Confrontation sur la régulation des stablecoins
Le gouverneur de la Banque d’Angleterre, Andrew Bailey, a averti que les régulateurs internationaux pourraient faire face à une confrontation difficile avec les États-Unis concernant la régulation des stablecoins au sein des systèmes de paiement mondiaux. Selon Reuters, Bailey a déclaré lors d’une conférence vendredi que les stablecoins ne fonctionneraient correctement dans les paiements internationaux que si les régulateurs s’accordaient sur des normes communes, ajoutant que les discussions avec l’administration américaine risquaient de devenir une « lutte à venir« .
Adoption des stablecoins et cadre réglementaire
Les commentaires de Bailey interviennent alors que l’administration Trump continue de soutenir l’adoption des stablecoins à travers le GENIUS Act, qui a établi un cadre réglementaire pour les émetteurs aux États-Unis. Les stablecoins adossés au dollar américain dominent actuellement le secteur, avec des données de CoinGecko évaluant le marché à plus de 317 milliards de dollars. La plupart des plus grands stablecoins sont liés au dollar américain et reposent sur des réserves telles que des bons du Trésor et des liquidités en dollars.
Risques pour la stabilité financière
Les régulateurs en dehors des États-Unis, y compris des responsables au Royaume-Uni, ont à plusieurs reprises soutenu que les stablecoins pourraient créer des risques pour le système bancaire si la supervision reste trop légère. En tant que président du Conseil de stabilité financière, Bailey a déclaré qu’il considérait toujours les stablecoins comme un risque potentiel pour la stabilité financière. Il a mentionné lors de la conférence que certains stablecoins pourraient ne pas être facilement échangeables contre des liquidités sans passer par des échanges de cryptomonnaies, ce qui pourrait poser des problèmes lors de périodes de stress sur le marché.
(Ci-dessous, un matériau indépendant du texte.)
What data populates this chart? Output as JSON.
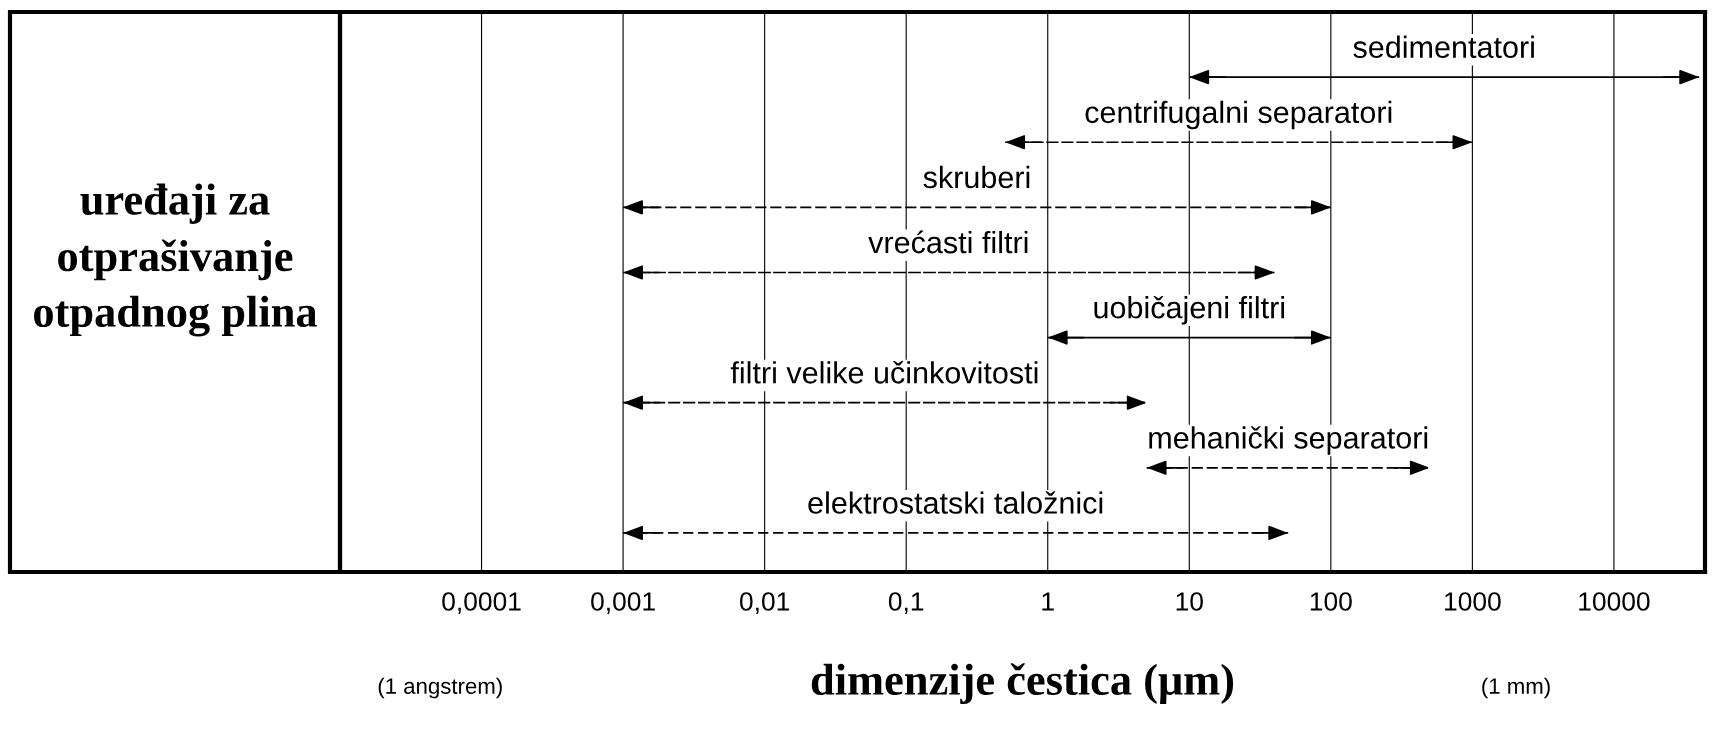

Propositions réglementaires de la Banque d’Angleterre
Les préoccupations concernant la convertibilité ont façonné les propositions réglementaires de la Banque d’Angleterre. Dans des documents de consultation publiés en novembre 2025, la banque centrale a proposé des limites temporaires de 20 000 £ pour les avoirs individuels en stablecoins et de 10 millions £ pour les soldes des entreprises dans le cadre de son cadre prévu pour les stablecoins adossés à la livre sterling. Selon cette proposition, les émetteurs seraient également tenus de détenir 40 % de leurs réserves sous forme de dépôts non rémunérés à la banque centrale, tandis que les 60 % restants pourraient être investis dans des dettes gouvernementales britanniques à court terme. À l’époque, la Banque d’Angleterre a déclaré que cette structure était conçue pour soutenir les rachats pendant les périodes de stress et maintenir la confiance dans les réserves des stablecoins. Des exemptions ont été incluses pour des entreprises telles que les supermarchés et les plateformes de trading de cryptomonnaies qui pourraient avoir besoin de soldes plus importants pour des raisons opérationnelles.
Défis liés au contrôle de l’État
Bailey a à plusieurs reprises remis en question la capacité des stablecoins à affaiblir le contrôle de l’État sur la monnaie s’ils se développent sans protections solides. L’année dernière, il a déclaré que les stablecoins « devaient maintenir leur valeur nominale » car ils sont conçus pour fonctionner comme de la monnaie et des instruments de paiement. Les remarques de vendredi ont également abordé les flux transfrontaliers. Bailey a averti que si des stablecoins en dollars difficiles à échanger se répandaient à l’international, des pays comme le Royaume-Uni pourraient finir par absorber la pression des rachats lors d’une panique sur le marché.
« Nous savons ce qui se passerait s’il y avait une ruée sur un stablecoin ; ils se retrouveraient tous ici », a déclaré Bailey, selon Reuters.
Réactions à Washington
Des préoccupations similaires ont émergé à Washington lors des négociations sur la législation crypto. Des groupes bancaires américains ont exhorté les législateurs à interdire aux plateformes de cryptomonnaies d’offrir des rendements sur les stablecoins, arguant que de tels produits pourraient concurrencer les dépôts bancaires tout en opérant en dehors des règles bancaires traditionnelles. Les négociateurs n’ont pas réussi à parvenir à un accord complet après des mois de discussions. Le dernier projet de loi sur la structure du marché du Sénat interdit les récompenses sur les soldes inactifs de stablecoins tout en permettant aux plateformes de fournir d’autres programmes d’incitation aux clients. Le Comité bancaire du Sénat, qui a retardé un vote sur la législation plus tôt cette année, doit tenir une session de révision jeudi.